A federal appeals court this week put on hold a judge’s ruling overturning California’s 32-year-old ban on so-called “assault weapons.”
Benitez, a George W. Bush appointee, had ruled earlier this month that the state’s decades-old ban on “assault weapons” violates the Second Amendment.
“Under no level of heightened scrutiny can the law survive.”
California laws prohibit the manufacture, use, or sale of an “assault weapon,” defined as a semiautomatic rifle with certain characteristics such as a fixed magazine that has the capacity to hold more than 10 rounds. People who violate the laws can be charged with a felony or a misdemeanor and face prison sentences of up to eight years.
California Attorney General Rob Bonta, who appealed Benitez’s decision, said on Twitter that California’s laws on “assault weapons” would remain in effect while appellate proceedings continue.

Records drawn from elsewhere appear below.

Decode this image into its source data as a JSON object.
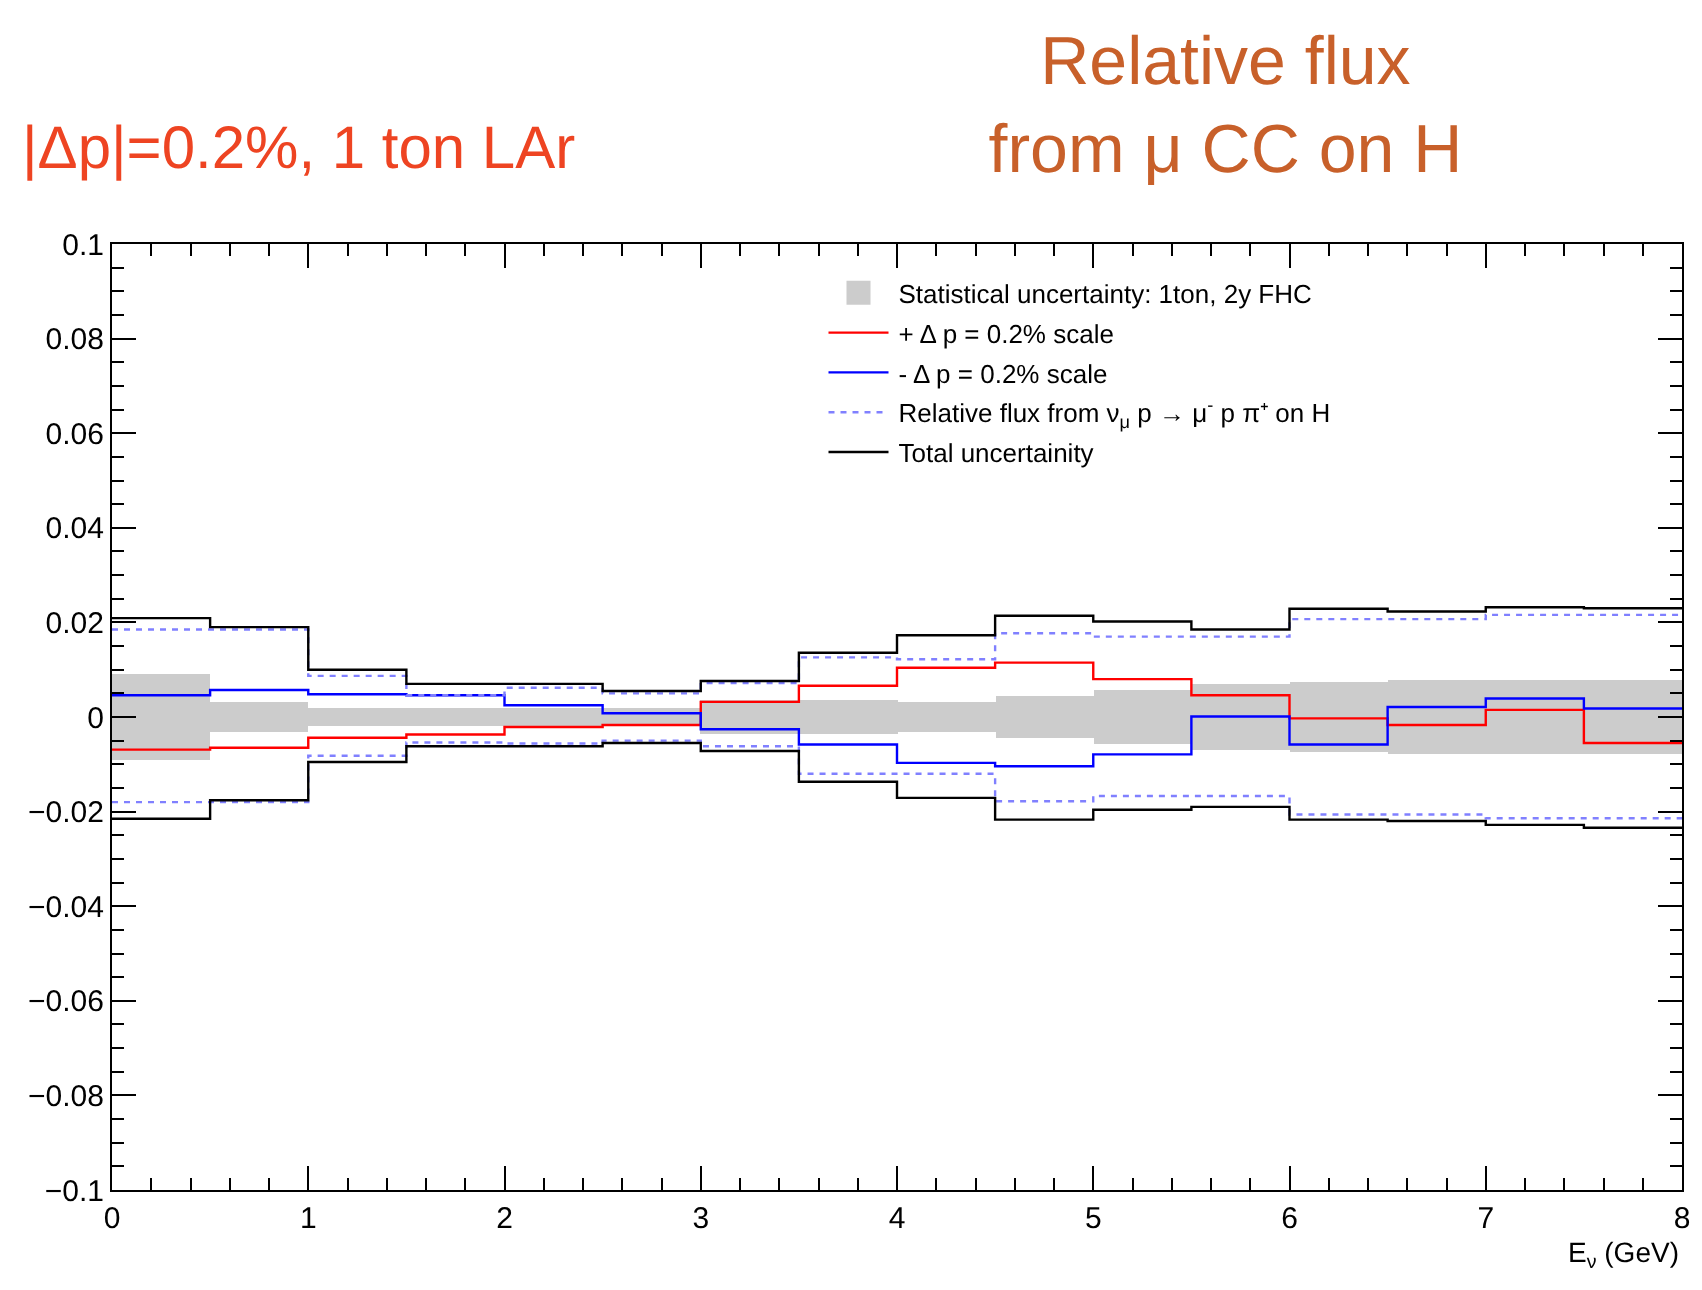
{
  "chart_data": {
    "type": "step",
    "title": "Relative flux\nfrom μ CC on H",
    "subtitle": "|Δp|=0.2%, 1 ton LAr",
    "xlabel": "E$_{ν}$ (GeV)",
    "x": [
      0,
      0.5,
      1,
      1.5,
      2,
      2.5,
      3,
      3.5,
      4,
      4.5,
      5,
      5.5,
      6,
      6.5,
      7,
      7.5,
      8
    ],
    "xlim": [
      0,
      8
    ],
    "xticks": [
      0,
      1,
      2,
      3,
      4,
      5,
      6,
      7,
      8
    ],
    "ylim": [
      -0.1,
      0.1
    ],
    "yticks": [
      -0.1,
      -0.08,
      -0.06,
      -0.04,
      -0.02,
      0,
      0.02,
      0.04,
      0.06,
      0.08,
      0.1
    ],
    "grid": false,
    "legend": "top right",
    "marker": "none",
    "line_style": "solid",
    "series": [
      {
        "name": "Statistical uncertainty: 1ton, 2y FHC",
        "type": "bar",
        "color": "#cccccc",
        "x": [
          0.25,
          0.75,
          1.25,
          1.75,
          2.25,
          2.75,
          3.25,
          3.75,
          4.25,
          4.75,
          5.25,
          5.75,
          6.25,
          6.75,
          7.25,
          7.75
        ],
        "base": [
          -0.009,
          -0.0031,
          -0.002,
          -0.002,
          -0.002,
          -0.002,
          -0.0035,
          -0.0035,
          -0.0031,
          -0.0045,
          -0.0059,
          -0.007,
          -0.0074,
          -0.0077,
          -0.0077,
          -0.0077
        ],
        "values": [
          0.018,
          0.0062,
          0.004,
          0.004,
          0.004,
          0.004,
          0.007,
          0.007,
          0.0062,
          0.009,
          0.0118,
          0.014,
          0.0148,
          0.0154,
          0.0154,
          0.0154
        ]
      },
      {
        "name": "+ Δ p = 0.2% scale",
        "color": "#ff0000",
        "values": [
          -0.0069,
          -0.0065,
          -0.0044,
          -0.0037,
          -0.0021,
          -0.0017,
          0.0032,
          0.0066,
          0.0104,
          0.0115,
          0.008,
          0.0046,
          -0.0003,
          -0.0017,
          0.0015,
          -0.0055,
          -0.0055
        ]
      },
      {
        "name": "- Δ p = 0.2% scale",
        "color": "#0000ff",
        "values": [
          0.0046,
          0.0057,
          0.0048,
          0.0046,
          0.0025,
          0.0008,
          -0.0026,
          -0.0058,
          -0.0097,
          -0.0104,
          -0.0079,
          0.0001,
          -0.0058,
          0.0021,
          0.0039,
          0.0018,
          0.0018
        ]
      },
      {
        "name": "Relative flux from ν$_{μ}$ p → μ$^{-}$ p π⁺ on H",
        "color": "#8080ff",
        "line_style": "dotted",
        "values": [
          0.0185,
          0.0185,
          0.0087,
          0.0046,
          0.0062,
          0.005,
          0.0072,
          0.0126,
          0.0122,
          0.0177,
          0.017,
          0.017,
          0.0207,
          0.0207,
          0.0216,
          0.0216,
          0.0216
        ]
      },
      {
        "color": "#8080ff",
        "line_style": "dotted",
        "values": [
          -0.018,
          -0.018,
          -0.0082,
          -0.0054,
          -0.0056,
          -0.005,
          -0.0062,
          -0.012,
          -0.012,
          -0.0178,
          -0.0167,
          -0.0167,
          -0.0206,
          -0.0206,
          -0.0214,
          -0.0214,
          -0.0214
        ]
      },
      {
        "name": "Total uncertainity",
        "color": "#000000",
        "values": [
          0.0209,
          0.019,
          0.01,
          0.007,
          0.007,
          0.0055,
          0.0076,
          0.0136,
          0.0173,
          0.0214,
          0.0202,
          0.0185,
          0.0229,
          0.0223,
          0.0232,
          0.023,
          0.023
        ]
      },
      {
        "color": "#000000",
        "values": [
          -0.0215,
          -0.0176,
          -0.0095,
          -0.0062,
          -0.0062,
          -0.0055,
          -0.0072,
          -0.0137,
          -0.0171,
          -0.0217,
          -0.0196,
          -0.019,
          -0.0217,
          -0.022,
          -0.0228,
          -0.0234,
          -0.0234
        ]
      }
    ]
  }
}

He had described Benitez’s June 4 ruling as “disturbing and troubling and of great concern.”
“This case is not about extraordinary weapons lying at the outer limits of Second Amendment protection. The banned ‘assault weapons’ are not bazookas, howitzers, or machineguns. Those arms are dangerous and solely useful for military purposes,” Benitez wrote in his 94-page ruling earlier this month.
“Instead, the firearms deemed ‘assault weapons’ are fairly ordinary, popular, modern rifles. This is an average case about average guns used in average ways for average purposes,” he said.
California became the first state to ban “assault weapons” in 1989 in the wake of a school shooting that killed five children. Six other states and the District of Columbia also enforce similar bans, according to the gun safety group Giffords.
The 9th Circuit judges on the panel issuing the stay were Barry Silverman, an appointee of former president Bill Clinton; Jacqueline Nguyen, a Barack Obama appointee; and Ryan Nelson, an appointee of Donald Trump.